Russia marked former Soviet president Mikhail Gorbachev’s 80th birthday yesterday, shining a spotlight on the last Soviet leader that he has not enjoyed at home since the days of his historic reforms.
The man whose perestroika and glasnost programs were meant to revive the struggling Soviet Union but instead helped bring about its ultimate collapse, was due to mark the occasion modestly in Moscow with family and friends.
However, Russia’s state-controlled media has spent the week devoting remarkable attention to Gorbachev despite polls showing that he remains more marginalized in society today than at any time in the past.
None of the broadcasts painted him as the man who helped alter the course of history by ending the Cold War without armed conflict and allowing Eastern Europe to relish the freedoms it had demanded from Moscow for decades.

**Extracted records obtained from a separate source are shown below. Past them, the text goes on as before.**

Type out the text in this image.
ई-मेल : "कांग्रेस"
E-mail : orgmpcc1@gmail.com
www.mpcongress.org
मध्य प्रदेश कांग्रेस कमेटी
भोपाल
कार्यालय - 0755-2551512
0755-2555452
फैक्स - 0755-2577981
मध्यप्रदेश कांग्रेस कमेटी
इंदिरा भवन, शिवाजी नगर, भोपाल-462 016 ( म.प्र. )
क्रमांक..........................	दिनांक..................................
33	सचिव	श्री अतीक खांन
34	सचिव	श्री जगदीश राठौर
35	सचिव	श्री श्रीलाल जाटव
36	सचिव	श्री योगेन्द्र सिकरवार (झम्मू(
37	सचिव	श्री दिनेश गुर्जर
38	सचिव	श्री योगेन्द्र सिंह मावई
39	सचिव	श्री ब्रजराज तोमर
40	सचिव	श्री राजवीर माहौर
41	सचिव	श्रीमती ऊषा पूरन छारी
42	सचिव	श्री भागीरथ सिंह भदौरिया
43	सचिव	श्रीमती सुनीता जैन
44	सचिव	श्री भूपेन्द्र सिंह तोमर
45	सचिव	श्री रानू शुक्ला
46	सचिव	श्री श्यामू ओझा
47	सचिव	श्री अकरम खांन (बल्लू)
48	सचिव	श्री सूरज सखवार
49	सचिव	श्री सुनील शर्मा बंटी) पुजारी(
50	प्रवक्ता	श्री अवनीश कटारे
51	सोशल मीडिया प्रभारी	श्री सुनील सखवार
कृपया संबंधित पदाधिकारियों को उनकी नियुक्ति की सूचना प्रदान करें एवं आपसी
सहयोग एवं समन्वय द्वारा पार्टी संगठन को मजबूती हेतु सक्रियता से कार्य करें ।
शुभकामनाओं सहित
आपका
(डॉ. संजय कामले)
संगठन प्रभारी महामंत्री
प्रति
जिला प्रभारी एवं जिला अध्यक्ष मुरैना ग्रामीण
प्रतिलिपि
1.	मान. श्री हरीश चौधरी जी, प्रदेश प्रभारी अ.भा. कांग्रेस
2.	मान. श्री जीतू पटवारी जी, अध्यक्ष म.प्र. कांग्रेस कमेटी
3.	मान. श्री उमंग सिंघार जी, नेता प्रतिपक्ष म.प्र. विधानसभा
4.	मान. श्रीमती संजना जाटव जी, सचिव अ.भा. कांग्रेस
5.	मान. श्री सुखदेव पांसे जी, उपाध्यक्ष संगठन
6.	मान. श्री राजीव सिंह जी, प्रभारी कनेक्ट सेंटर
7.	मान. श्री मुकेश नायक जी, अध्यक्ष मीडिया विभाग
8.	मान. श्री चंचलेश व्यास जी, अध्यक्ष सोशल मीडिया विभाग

However, they underscored his commitment to family and featured contemporaries who defended Gorbachev against domestic criticism that has made him increasingly bitter today.
The government’s Rossiyskaya Gazeta awarded front-page attention to a man who, it cautiously noted, led the country through an era of “hopes and disappointments.”
“Gorbachev was certain that by limiting freedom you cannot attain justice, and that without justice there is no freedom,” a close Gorbachev ally and current Russian Academy of Sciences member Ruslan Grinberg told the paper.
The popular Komsomolskaya Pravda ran a two-page interview that ended with Gorbachev noting that his happiest moment in life came when he first met his late wife Raisa — a global figure who herself played a part in reshaping Russian society.
Both of Russia’s main state television channels scheduled late night features and made the anniversary one of their lead items on the morning news.
The attention seems remarkable considering the increasingly limited role the 1990 Nobel Peace Prize winner has played in the country’s politics after failing to revive his career in the mid-1990s.
An opinion poll released this week showed that Gorbachev “irritates” fewer Russians today than he did a decade ago.
Only five percent of respondents said they found him “revolting” — an alternative answer that itself underscored what the pollsters expected to find in their study.
However, the number of people who said they felt indifferent to Gorbachev rose from 35 percent in 2001 to 47 percent today.
Gorbachev’s own birthday plans remained private. The Kremlin did not schedule any special receptions and news reports said that he was expected to spend the day at home.